Liberal Methodists: 'We cannot affiliate' with biblical adherents

Thursday, June 6, 2019
 | 
Steve Jordahl (OneNewsNow.com)

Methodist pro-LGBT pushBucking their own rhetoric calling for "unity," some United Methodist churches are vowing to resist the denomination's efforts to keep to a biblical view of sexuality.

The United Methodist Church is anything but "united" these days on that hot-button issue. There's a storm brewing over a decision made in February at the national level that the denomination adopt the "Traditional Plan" on sexuality. Those who favored that plan chose not to bow to pressure from liberal leaders and congregations anxious to embrace the "One Church Plan" touted by pro-LGBT forces within the denomination.

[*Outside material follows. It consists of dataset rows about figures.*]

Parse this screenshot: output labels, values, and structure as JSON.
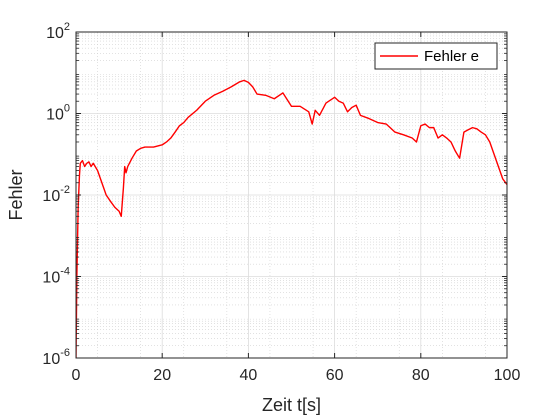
{
  "chart_data": {
    "type": "line",
    "xlabel": "Zeit t[s]",
    "ylabel": "Fehler",
    "xlim": [
      0,
      100
    ],
    "ylim": [
      1e-06,
      100
    ],
    "yscale": "log",
    "x_ticks": [
      {
        "value": 0,
        "label": "0"
      },
      {
        "value": 20,
        "label": "20"
      },
      {
        "value": 40,
        "label": "40"
      },
      {
        "value": 60,
        "label": "60"
      },
      {
        "value": 80,
        "label": "80"
      },
      {
        "value": 100,
        "label": "100"
      }
    ],
    "y_ticks": [
      {
        "exp": -6,
        "base": "10",
        "sup": "-6"
      },
      {
        "exp": -4,
        "base": "10",
        "sup": "-4"
      },
      {
        "exp": -2,
        "base": "10",
        "sup": "-2"
      },
      {
        "exp": 0,
        "base": "10",
        "sup": "0"
      },
      {
        "exp": 2,
        "base": "10",
        "sup": "2"
      }
    ],
    "grid": true,
    "minor_grid": true,
    "legend": {
      "position": "top-right",
      "entries": [
        "Fehler e"
      ]
    },
    "series": [
      {
        "name": "Fehler e",
        "color": "#ff0000",
        "x": [
          0,
          0.2,
          0.5,
          0.8,
          1,
          1.5,
          2,
          2.5,
          3,
          3.5,
          4,
          5,
          6,
          7,
          8,
          9,
          10,
          10.5,
          11,
          11.3,
          11.6,
          12,
          13,
          14,
          15,
          16,
          18,
          20,
          21,
          22,
          23,
          24,
          25,
          26,
          28,
          30,
          32,
          34,
          36,
          38,
          39,
          40,
          41,
          42,
          44,
          46,
          48,
          50,
          52,
          54,
          54.8,
          55.5,
          56.5,
          58,
          60,
          61,
          62,
          63,
          64,
          65,
          66,
          68,
          70,
          72,
          74,
          76,
          78,
          79,
          80,
          81,
          82,
          83,
          84,
          85,
          86,
          87,
          88,
          89,
          90,
          91,
          92,
          93,
          94,
          95,
          96,
          97,
          98,
          99,
          100
        ],
        "y": [
          1e-06,
          0.0001,
          0.005,
          0.03,
          0.06,
          0.07,
          0.05,
          0.06,
          0.065,
          0.05,
          0.06,
          0.04,
          0.02,
          0.01,
          0.007,
          0.005,
          0.004,
          0.003,
          0.015,
          0.05,
          0.035,
          0.05,
          0.08,
          0.12,
          0.14,
          0.15,
          0.15,
          0.17,
          0.2,
          0.25,
          0.35,
          0.5,
          0.6,
          0.8,
          1.2,
          2.0,
          2.8,
          3.5,
          4.5,
          6.0,
          6.5,
          5.8,
          4.5,
          3.0,
          2.8,
          2.3,
          3.2,
          1.5,
          1.5,
          1.1,
          0.55,
          1.2,
          0.9,
          1.8,
          2.5,
          2.0,
          1.8,
          1.1,
          1.4,
          1.6,
          0.9,
          0.75,
          0.6,
          0.55,
          0.35,
          0.3,
          0.25,
          0.2,
          0.5,
          0.55,
          0.45,
          0.45,
          0.25,
          0.3,
          0.25,
          0.2,
          0.12,
          0.08,
          0.35,
          0.4,
          0.45,
          0.42,
          0.35,
          0.3,
          0.2,
          0.1,
          0.05,
          0.025,
          0.018
        ]
      }
    ]
  }
}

But a liberal caucus in the UMC that calls itself "Mainstream UMC" has made it clear that it "cannot affiliate with those who espouse the mean-spirited views … that are embodied in the Traditional Plan." In fact, last weekend the UMC's Great Plains Conference met in Topeka and pushed back, saying it was going to "reject the Traditional Plan … as inconsistent with the gospel of Jesus Christ and will resist its implementation."

John Lomperis of The Institute on Religion & Democracy says the Great Plains Conference is only one of many taking such a stand – and he predicts the denomination is likely to have a strong response.

Lomperis

"If the bishop and other officials … don't follow the church law, then they themselves can be brought up on charges," he informs OneNewsNow.

There are roughly seven million United Methodists in the U.S. and another five million in other countries. It's the second largest U.S. denomination after the Southern Baptist Convention. While a majority of United Methodists are conservative, Lomperis warns that the liberal, pro-homosexual faction isn't going away quietly.

"Most people across the spectrum are coming to a realization that this level of disunity and infighting is really not sustainable," he says – adding that a "divorce" is coming, and with it a battle over church property, naming rights and, of course, the seven million members.

"In any divorce, there's the question of who gets to keep the kids," he concludes, noting sadly that in every divorce it's the kids who get hurt most.